Certains gros villages du sud-ouest de la Bulgarie, qui étaient autrefois des zones où la culture du tabac était bien établie, ont connu un essor économique ces dernières années. Les agriculteurs de ces régions ont réussi à se reconvertir dans la culture des fruits à coque et des baies ou dans l’élevage et ont abandonné la culture du tabac. Ils ont vu leur niveau de vie augmenter, et le tabac joue désormais un rôle marginal dans la production agricole bulgare.

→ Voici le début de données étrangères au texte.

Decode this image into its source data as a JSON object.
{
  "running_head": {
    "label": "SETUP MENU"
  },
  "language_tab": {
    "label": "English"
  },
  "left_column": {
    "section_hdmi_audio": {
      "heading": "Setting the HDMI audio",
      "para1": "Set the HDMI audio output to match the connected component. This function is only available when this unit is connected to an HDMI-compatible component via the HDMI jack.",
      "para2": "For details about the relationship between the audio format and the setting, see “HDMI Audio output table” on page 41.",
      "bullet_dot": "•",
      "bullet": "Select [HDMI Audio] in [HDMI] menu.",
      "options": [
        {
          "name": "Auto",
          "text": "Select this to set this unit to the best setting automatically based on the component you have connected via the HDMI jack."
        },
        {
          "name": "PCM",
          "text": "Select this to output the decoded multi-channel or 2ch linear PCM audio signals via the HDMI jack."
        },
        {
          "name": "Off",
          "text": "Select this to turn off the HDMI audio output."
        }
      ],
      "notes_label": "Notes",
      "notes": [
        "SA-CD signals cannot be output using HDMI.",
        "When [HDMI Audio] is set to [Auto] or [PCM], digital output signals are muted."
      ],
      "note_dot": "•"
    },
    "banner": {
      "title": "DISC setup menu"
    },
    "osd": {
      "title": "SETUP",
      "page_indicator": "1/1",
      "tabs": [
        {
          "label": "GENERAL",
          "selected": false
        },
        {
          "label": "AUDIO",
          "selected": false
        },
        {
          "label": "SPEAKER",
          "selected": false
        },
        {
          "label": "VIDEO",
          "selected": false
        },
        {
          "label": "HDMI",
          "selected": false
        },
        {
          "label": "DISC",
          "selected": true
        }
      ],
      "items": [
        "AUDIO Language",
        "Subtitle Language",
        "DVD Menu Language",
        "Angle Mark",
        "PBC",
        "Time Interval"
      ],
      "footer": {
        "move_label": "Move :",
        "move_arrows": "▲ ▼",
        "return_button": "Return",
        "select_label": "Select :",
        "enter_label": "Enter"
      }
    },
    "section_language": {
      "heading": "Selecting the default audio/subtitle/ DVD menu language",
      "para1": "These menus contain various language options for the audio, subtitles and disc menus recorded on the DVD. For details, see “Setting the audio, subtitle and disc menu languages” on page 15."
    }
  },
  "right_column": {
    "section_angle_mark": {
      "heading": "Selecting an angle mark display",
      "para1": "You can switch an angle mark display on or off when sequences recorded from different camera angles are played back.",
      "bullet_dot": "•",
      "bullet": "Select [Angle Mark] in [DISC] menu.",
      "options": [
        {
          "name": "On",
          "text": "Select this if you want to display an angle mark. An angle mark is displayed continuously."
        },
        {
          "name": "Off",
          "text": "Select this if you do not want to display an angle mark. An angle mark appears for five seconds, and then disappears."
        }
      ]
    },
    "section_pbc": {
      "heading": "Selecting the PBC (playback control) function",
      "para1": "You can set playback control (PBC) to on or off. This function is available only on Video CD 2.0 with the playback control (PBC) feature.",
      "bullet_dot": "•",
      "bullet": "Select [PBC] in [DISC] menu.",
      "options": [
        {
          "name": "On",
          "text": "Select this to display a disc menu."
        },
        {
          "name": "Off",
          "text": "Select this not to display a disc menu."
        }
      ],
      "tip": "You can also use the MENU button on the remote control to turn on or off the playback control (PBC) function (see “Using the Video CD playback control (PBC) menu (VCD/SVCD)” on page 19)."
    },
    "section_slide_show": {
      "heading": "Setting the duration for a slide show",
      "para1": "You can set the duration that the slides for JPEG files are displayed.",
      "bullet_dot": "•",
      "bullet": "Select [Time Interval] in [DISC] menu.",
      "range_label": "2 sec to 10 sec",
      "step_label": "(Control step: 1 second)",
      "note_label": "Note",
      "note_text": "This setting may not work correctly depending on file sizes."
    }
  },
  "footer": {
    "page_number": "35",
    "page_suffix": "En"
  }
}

Soutenir différents moyens d’existence

En Türkiye, le gouvernement a supprimé son programme de subvention du tabac en 2002 et réorienté les fonds vers un programme de soutien aux cultures alternatives. En l’absence de subventions publiques, de nombreux producteurs de tabac n’ont pas été en mesure de maintenir leur production, ce qui a entraîné une diminution du nombre d’agriculteurs cultivant du tabac. 

Selon le ministère de l’Agriculture et de la Sylviculture, ce programme, qui prévoyait un soutien financier pour la culture d’autres plantes et une aide directe en espèces pour compenser la perte de revenus, a entraîné la reconversion de 30 % des terres où l’on cultivait autrefois du tabac. Cela a également entraîné une croissance du tourisme, de la production sous serre et de l’élevage de bétail et de vaches laitières. De plus, de nombreuses personnes ont migré vers les provinces, ce qui a accentué le développement industriel dans ces régions.

Les expériences de pays tels que la Bulgarie et la Türkiye montrent que le passage à d’autres cultures n’est pas seulement possible, mais qu’il peut être rentable et qu’il apporte des avantages sociaux, environnementaux et économiques évidents pour les personnes concernées.